Jetzt nur noch eine kurze Strecke zum Cap Negre. Es ist Sonntag und in der Bucht Andrang wie am Baggersee. Von unserem ersten Platz werden wir von den Rangern vertrieben, obwohl laut Karte Ankern erlaubt ist. Positonia Gras. Theoretisch darf man den Anker und die Kette auf den Sand zwischen den Grasmatten legen, aber in der Praxis legen sich 30 Meter 10 mm Edelstahl Kette da hin, wo sie wollen, weil der Wind das Schiff ja bewegt. Also umankern, ist ja nur bis morgen früh.
5:00 Uhr Abfahrt Richtung Ibiza. 52 Seemeilen. Obwohl das Starten im Dunklen gar nicht so dramatisch ist, noch sind wir alles andere als routiniert.
Aber der erste Silberstreif am östlichen Horizont, wenn sich langsam der Morgen ankündigt. Die erste Rosa-Färbung der Wolken, bevor erst ein paar Srahlen sichtbar werden, bevor die Sonne kommt. Magisch.
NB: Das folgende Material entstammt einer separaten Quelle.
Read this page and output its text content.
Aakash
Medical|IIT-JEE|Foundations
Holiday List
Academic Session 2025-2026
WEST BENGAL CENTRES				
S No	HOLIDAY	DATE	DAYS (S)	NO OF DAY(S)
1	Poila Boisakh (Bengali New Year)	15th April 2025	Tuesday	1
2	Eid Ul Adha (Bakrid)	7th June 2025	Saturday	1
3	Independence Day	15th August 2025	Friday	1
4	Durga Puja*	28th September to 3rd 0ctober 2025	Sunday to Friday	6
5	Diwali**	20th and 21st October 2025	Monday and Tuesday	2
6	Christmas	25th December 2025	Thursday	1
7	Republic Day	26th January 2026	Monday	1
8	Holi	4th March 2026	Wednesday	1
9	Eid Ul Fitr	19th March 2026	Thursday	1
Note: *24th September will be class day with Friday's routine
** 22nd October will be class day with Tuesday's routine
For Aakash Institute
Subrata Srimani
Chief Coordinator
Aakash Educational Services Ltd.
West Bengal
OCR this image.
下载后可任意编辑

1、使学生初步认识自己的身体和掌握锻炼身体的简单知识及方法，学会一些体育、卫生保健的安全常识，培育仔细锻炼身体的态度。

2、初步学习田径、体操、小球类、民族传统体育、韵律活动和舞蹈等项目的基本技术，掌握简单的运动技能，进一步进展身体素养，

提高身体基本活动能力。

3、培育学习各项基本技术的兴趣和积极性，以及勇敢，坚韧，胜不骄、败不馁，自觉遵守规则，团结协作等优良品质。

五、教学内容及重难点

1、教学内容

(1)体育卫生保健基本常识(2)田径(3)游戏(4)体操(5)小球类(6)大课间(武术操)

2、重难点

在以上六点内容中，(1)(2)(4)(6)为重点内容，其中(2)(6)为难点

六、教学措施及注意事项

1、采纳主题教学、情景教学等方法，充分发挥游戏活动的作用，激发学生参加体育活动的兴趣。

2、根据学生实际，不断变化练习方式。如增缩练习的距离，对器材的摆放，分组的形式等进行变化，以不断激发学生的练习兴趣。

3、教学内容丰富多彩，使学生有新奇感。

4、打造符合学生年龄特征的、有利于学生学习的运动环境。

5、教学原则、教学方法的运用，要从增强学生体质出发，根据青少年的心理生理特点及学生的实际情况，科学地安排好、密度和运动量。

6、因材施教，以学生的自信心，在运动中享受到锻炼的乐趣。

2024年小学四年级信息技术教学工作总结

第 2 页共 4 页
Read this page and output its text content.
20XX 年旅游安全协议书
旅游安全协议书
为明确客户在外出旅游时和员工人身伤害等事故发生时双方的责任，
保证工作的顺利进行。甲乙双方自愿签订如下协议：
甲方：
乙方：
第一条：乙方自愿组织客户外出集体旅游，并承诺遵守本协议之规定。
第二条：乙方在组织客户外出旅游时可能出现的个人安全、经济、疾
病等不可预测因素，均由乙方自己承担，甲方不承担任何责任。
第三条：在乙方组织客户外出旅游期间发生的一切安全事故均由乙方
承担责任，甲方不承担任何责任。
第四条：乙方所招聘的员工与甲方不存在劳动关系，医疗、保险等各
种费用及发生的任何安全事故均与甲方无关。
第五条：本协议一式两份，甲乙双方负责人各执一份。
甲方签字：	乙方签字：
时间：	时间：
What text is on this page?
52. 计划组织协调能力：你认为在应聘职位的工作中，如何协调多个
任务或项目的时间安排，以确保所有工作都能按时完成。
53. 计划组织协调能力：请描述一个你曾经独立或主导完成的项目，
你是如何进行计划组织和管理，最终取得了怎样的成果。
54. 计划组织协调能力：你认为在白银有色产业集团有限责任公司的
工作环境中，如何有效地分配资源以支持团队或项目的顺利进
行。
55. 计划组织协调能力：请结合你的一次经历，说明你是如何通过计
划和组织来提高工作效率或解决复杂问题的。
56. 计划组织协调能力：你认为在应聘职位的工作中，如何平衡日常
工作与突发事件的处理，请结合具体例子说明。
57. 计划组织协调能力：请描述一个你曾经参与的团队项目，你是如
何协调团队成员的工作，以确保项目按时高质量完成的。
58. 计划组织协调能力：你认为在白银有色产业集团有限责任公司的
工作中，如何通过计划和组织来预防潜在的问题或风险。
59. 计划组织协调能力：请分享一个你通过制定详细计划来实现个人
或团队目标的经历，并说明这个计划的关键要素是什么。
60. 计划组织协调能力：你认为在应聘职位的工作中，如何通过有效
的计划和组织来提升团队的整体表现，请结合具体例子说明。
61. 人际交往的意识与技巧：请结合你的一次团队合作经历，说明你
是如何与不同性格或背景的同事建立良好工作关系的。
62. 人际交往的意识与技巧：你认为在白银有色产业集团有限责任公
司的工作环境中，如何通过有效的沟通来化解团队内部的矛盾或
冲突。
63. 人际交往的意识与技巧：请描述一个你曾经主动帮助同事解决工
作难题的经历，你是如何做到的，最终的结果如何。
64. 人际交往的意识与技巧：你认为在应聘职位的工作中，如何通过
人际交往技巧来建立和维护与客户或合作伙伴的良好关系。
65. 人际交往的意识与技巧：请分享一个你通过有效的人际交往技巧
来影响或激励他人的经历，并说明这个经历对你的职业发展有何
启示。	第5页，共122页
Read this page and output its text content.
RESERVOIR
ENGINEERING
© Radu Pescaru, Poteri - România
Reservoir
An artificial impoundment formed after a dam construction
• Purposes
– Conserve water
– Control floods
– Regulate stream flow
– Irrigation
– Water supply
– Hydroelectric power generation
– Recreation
Wir müssen ganz nah an einem Verkehrstrennungsgebiet vorbei, einer Art Autobahn für die Berufsschifffahrt mit Fahrstreifen. Da kann man Pötte sehen. Dagegen sind wir eine Nussschale. Und bemerkenswert, zweimal hat so ein Mega Schiff für uns den Kurs geändert. Ja, die Vorfahrtsregel besagt, Segel vor Motor, aber, dass auf offener See nicht Größe zählt, toll.
Um 1/2 fünf sind wir dann glücklich da. Anken wieder zweimal. Von nun an ist mehr los in den Buchten.
Jetzt erstmal ein Käffchen und ein bisschen chillen. Es ist erstaunlich und zu Beginn überraschend gewesen. So eine 12 Stunden Fahrt schlaucht einen. Obwohl man eigentlich gar nicht so viel macht. Ein Teil der Erklärung ist vermutlich noch unsere mangelnde Entspannung wegen der fehlenden Erfahrung. Man ist jede Minute aufmerksam. Obwohl am Horizont nichts zu sehen ist, obwohl das AIS (eine Art Radar zur Schiffserkennung und Kollisionsverhütung) nichts anzeigt, man guckt sich trotzdem die ganze Zeit die Augen aus dem Kopf. Müsste das Segel doch ein bisschen besser getrimmt sein? Klingt der Motor komisch? Der Körper muss nonstop die Schiffsbewegungen ausgleichen. Wie Faszientraining. Immer sind alle Muskeln in Bewegung. Wenn Wellengang ist sogar beim Schlafen.